Forcing someone into psychiatric treatment is controversial, creating tensions between autonomy and public safety. For decades, mental health advocates have pushed for local services, such as intensive outpatient treatment programs and transitional placements. But as psychiatric hospitals are underfunded, local alternatives often lack the resources to meet the need.
In Montana, when cases are dropped because defendants are found incompetent, local officials must file a petition for a judge’s order to admit them into psychiatric care. People may need to attend outpatient treatment options, though attorneys and state officials say those services often don’t exist or are spread too thin. Often, people are admitted to understaffed state-run psychiatric hospitals, which lost federal funding earlier this year due to unsafe conditions and patient deaths.
Montana courts and state officials say cases are dismissed because a defendant is incompetent. However, the state has no way to track when this happens or how many people receive additional treatment in those situations.
Lewis and Clark County Attorney Leo Gallagher said people are sometimes released with their cases dismissed. An involuntary commitment to a mental illness requires the person to be an imminent threat to themselves or others. Gallagher says that’s a high bar to meet.
After a motion for commitment goes to a judge after being found not likely to be fit to stand trial, the defendant may be jailed or hospitalized for months. That deadline makes it difficult to prove an imminent threat remains, Gallagher said, and a judge is likely to deny the commitment.
“There’s a loophole in the system,” he said, adding that he filed the motion knowing they would be dismissed because he couldn’t meet the burden of proof.
Delon Martin, a Great Falls defense attorney, said that if clients whose charges were dropped due to an illness are hospitalized, their discharge is often the end of their care. “People come back into the community expecting to take their medication,” Martin said. “There needs to be a good transition.”

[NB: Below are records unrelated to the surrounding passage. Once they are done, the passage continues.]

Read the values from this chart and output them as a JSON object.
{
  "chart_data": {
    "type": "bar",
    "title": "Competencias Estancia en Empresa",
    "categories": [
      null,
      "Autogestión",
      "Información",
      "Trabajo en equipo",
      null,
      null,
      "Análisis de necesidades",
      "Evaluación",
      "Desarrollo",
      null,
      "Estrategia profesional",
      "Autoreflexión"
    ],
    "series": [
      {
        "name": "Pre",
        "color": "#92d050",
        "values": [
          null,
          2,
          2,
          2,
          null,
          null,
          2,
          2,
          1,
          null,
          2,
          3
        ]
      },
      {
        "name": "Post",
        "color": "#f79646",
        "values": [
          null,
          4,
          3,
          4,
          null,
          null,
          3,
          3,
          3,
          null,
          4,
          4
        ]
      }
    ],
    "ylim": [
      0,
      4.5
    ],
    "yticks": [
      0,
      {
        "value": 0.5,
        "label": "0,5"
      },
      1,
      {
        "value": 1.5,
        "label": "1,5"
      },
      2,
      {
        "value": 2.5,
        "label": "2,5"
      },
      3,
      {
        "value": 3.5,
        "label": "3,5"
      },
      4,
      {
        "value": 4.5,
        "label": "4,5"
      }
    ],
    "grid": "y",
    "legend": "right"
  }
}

State-run hospitals have long waiting lists. Dr. Virginia Hill, a recently retired psychiatrist who worked at Montana State Hospital for more than 35 years, told lawmakers this spring that a typical stay is two to four weeks, “when you’re charged with a very serious crime, a short commitment to a big plan. done.” He said a patient usually leaves hospital with medication in hand and a local appointment is booked but the patient then exits the system.
“It’s our revolving door population,” Hill said. “The charges were dismissed, and they left. And they’re usually pretty sick.”

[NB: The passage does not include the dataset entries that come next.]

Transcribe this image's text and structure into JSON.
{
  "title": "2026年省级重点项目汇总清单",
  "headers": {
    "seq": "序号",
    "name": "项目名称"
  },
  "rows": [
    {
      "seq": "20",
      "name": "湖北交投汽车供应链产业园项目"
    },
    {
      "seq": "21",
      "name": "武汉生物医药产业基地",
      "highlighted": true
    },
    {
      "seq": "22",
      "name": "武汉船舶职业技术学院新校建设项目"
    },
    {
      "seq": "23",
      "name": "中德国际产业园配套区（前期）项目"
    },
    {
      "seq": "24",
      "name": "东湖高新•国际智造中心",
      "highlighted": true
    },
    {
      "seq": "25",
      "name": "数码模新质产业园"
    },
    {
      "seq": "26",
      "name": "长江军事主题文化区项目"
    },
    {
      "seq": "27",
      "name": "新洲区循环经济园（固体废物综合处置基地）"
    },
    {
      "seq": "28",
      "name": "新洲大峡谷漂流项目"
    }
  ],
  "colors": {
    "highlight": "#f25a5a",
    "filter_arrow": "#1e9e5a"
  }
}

He asked lawmakers to consider a way to define in state law who people are unlikely to qualify. To understand what the problem is, Hill said he wants to see more information about who the state hospital treats, whether they receive care elsewhere and outcomes.

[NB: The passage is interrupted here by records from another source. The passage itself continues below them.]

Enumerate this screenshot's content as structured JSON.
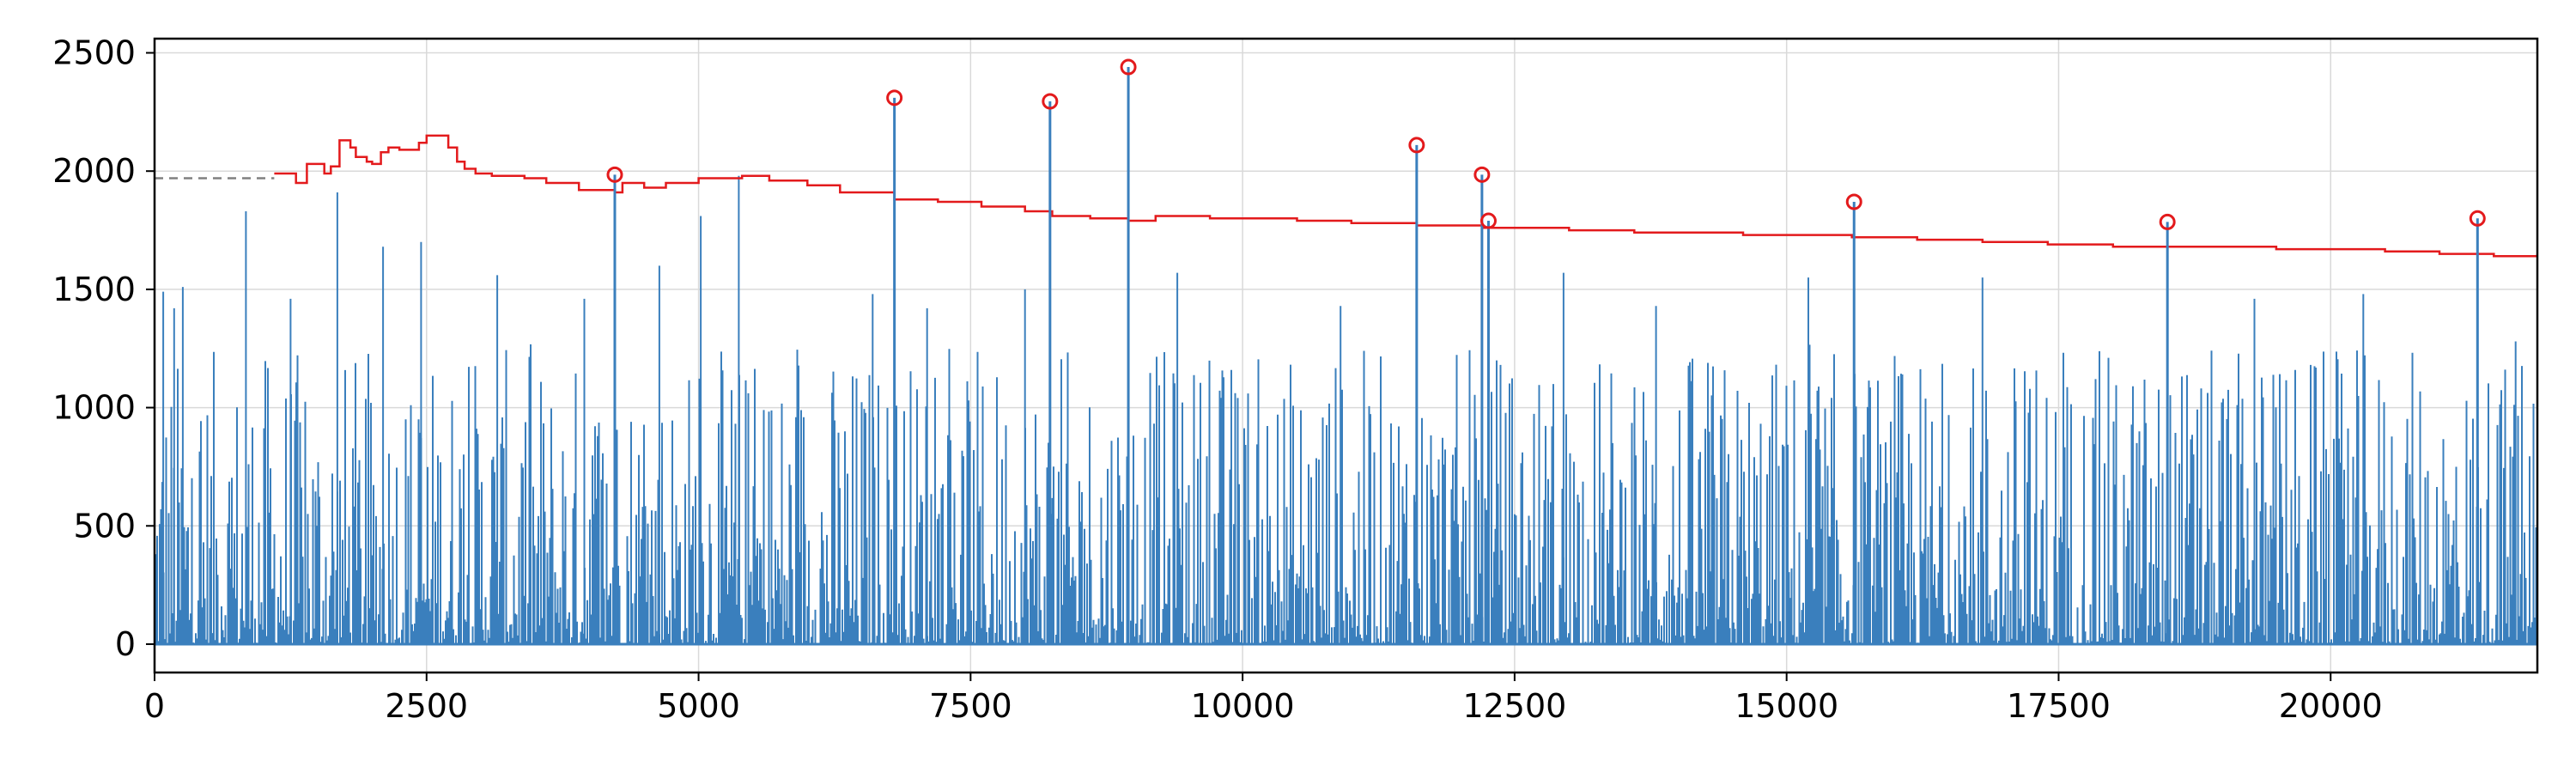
{
  "chart_data": {
    "type": "line",
    "title": "",
    "xlabel": "",
    "ylabel": "",
    "xlim": [
      0,
      21900
    ],
    "ylim": [
      -120,
      2560
    ],
    "grid": true,
    "legend": "none",
    "x_ticks": [
      0,
      2500,
      5000,
      7500,
      10000,
      12500,
      15000,
      17500,
      20000
    ],
    "x_tick_labels": [
      "0",
      "2500",
      "5000",
      "7500",
      "10000",
      "12500",
      "15000",
      "17500",
      "20000"
    ],
    "y_ticks": [
      0,
      500,
      1000,
      1500,
      2000,
      2500
    ],
    "y_tick_labels": [
      "0",
      "500",
      "1000",
      "1500",
      "2000",
      "2500"
    ],
    "colors": {
      "signal": "#3a7fbd",
      "threshold": "#e31a1c",
      "baseline": "#808080",
      "peaks": "#e31a1c",
      "grid": "#d9d9d9"
    },
    "series": [
      {
        "role": "signal",
        "style": "dense-vertical-lines",
        "x_range": [
          0,
          21900
        ],
        "typical_max": 1000,
        "notable_spikes": [
          {
            "x": 80,
            "y": 1490
          },
          {
            "x": 180,
            "y": 1420
          },
          {
            "x": 260,
            "y": 1510
          },
          {
            "x": 840,
            "y": 1830
          },
          {
            "x": 1250,
            "y": 1460
          },
          {
            "x": 1680,
            "y": 1910
          },
          {
            "x": 2100,
            "y": 1680
          },
          {
            "x": 2450,
            "y": 1700
          },
          {
            "x": 3150,
            "y": 1560
          },
          {
            "x": 3950,
            "y": 1460
          },
          {
            "x": 4640,
            "y": 1600
          },
          {
            "x": 5020,
            "y": 1810
          },
          {
            "x": 5370,
            "y": 1980
          },
          {
            "x": 6600,
            "y": 1480
          },
          {
            "x": 7100,
            "y": 1420
          },
          {
            "x": 8000,
            "y": 1500
          },
          {
            "x": 9400,
            "y": 1570
          },
          {
            "x": 10900,
            "y": 1430
          },
          {
            "x": 12950,
            "y": 1570
          },
          {
            "x": 13800,
            "y": 1430
          },
          {
            "x": 15200,
            "y": 1550
          },
          {
            "x": 16800,
            "y": 1550
          },
          {
            "x": 19300,
            "y": 1460
          },
          {
            "x": 20300,
            "y": 1480
          },
          {
            "x": 21700,
            "y": 1280
          }
        ]
      },
      {
        "role": "threshold",
        "style": "step",
        "points": [
          [
            1100,
            1990
          ],
          [
            1250,
            1990
          ],
          [
            1300,
            1950
          ],
          [
            1400,
            2030
          ],
          [
            1500,
            2030
          ],
          [
            1560,
            1990
          ],
          [
            1620,
            2020
          ],
          [
            1700,
            2130
          ],
          [
            1800,
            2100
          ],
          [
            1850,
            2060
          ],
          [
            1950,
            2040
          ],
          [
            2000,
            2030
          ],
          [
            2080,
            2080
          ],
          [
            2150,
            2100
          ],
          [
            2250,
            2090
          ],
          [
            2350,
            2090
          ],
          [
            2430,
            2120
          ],
          [
            2500,
            2150
          ],
          [
            2650,
            2150
          ],
          [
            2700,
            2100
          ],
          [
            2780,
            2040
          ],
          [
            2850,
            2010
          ],
          [
            2950,
            1990
          ],
          [
            3100,
            1980
          ],
          [
            3400,
            1970
          ],
          [
            3600,
            1950
          ],
          [
            3900,
            1920
          ],
          [
            4230,
            1910
          ],
          [
            4300,
            1950
          ],
          [
            4500,
            1930
          ],
          [
            4700,
            1950
          ],
          [
            4900,
            1950
          ],
          [
            5000,
            1970
          ],
          [
            5200,
            1970
          ],
          [
            5400,
            1980
          ],
          [
            5650,
            1960
          ],
          [
            6000,
            1940
          ],
          [
            6300,
            1910
          ],
          [
            6800,
            1880
          ],
          [
            7200,
            1870
          ],
          [
            7600,
            1850
          ],
          [
            8000,
            1830
          ],
          [
            8250,
            1810
          ],
          [
            8600,
            1800
          ],
          [
            8950,
            1790
          ],
          [
            9200,
            1810
          ],
          [
            9700,
            1800
          ],
          [
            10000,
            1800
          ],
          [
            10500,
            1790
          ],
          [
            11000,
            1780
          ],
          [
            11600,
            1770
          ],
          [
            12200,
            1760
          ],
          [
            12500,
            1760
          ],
          [
            13000,
            1750
          ],
          [
            13600,
            1740
          ],
          [
            14000,
            1740
          ],
          [
            14600,
            1730
          ],
          [
            15200,
            1730
          ],
          [
            15600,
            1720
          ],
          [
            16200,
            1710
          ],
          [
            16800,
            1700
          ],
          [
            17400,
            1690
          ],
          [
            18000,
            1680
          ],
          [
            18500,
            1680
          ],
          [
            19000,
            1680
          ],
          [
            19500,
            1670
          ],
          [
            20000,
            1670
          ],
          [
            20500,
            1660
          ],
          [
            21000,
            1650
          ],
          [
            21500,
            1640
          ],
          [
            21900,
            1650
          ]
        ]
      },
      {
        "role": "baseline",
        "style": "dashed",
        "points": [
          [
            0,
            1970
          ],
          [
            1100,
            1970
          ]
        ]
      },
      {
        "role": "peaks",
        "style": "stem-with-circle",
        "points": [
          [
            4230,
            1985
          ],
          [
            6800,
            2310
          ],
          [
            8230,
            2295
          ],
          [
            8950,
            2440
          ],
          [
            11600,
            2110
          ],
          [
            12200,
            1985
          ],
          [
            12260,
            1790
          ],
          [
            15620,
            1870
          ],
          [
            18500,
            1785
          ],
          [
            21350,
            1800
          ]
        ]
      }
    ]
  }
}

Montana lawmakers have drafted a proposal for next year’s legislative session aimed at increasing treatment coordination for people released from psychiatric treatment after being convicted of a crime. Matt Koontz, executive director of the Montana chapter of the National Alliance on Mental Illness, is pleased to see the proposal but said it does not include people whose complaints are dismissed on merits issues.
“Sometimes people would rather let the status quo continue,” Kuntz said, “even if there’s something that’s clearly not working.”
KHN (Kaiser Health News) is a national newsroom that produces in-depth journalism about health issues. Along with policy analysis and polling, KHN is one of the three main operating programs of the KFF (Kaiser Family Foundation). KFF is a non-profit organization that provides health information to the nation.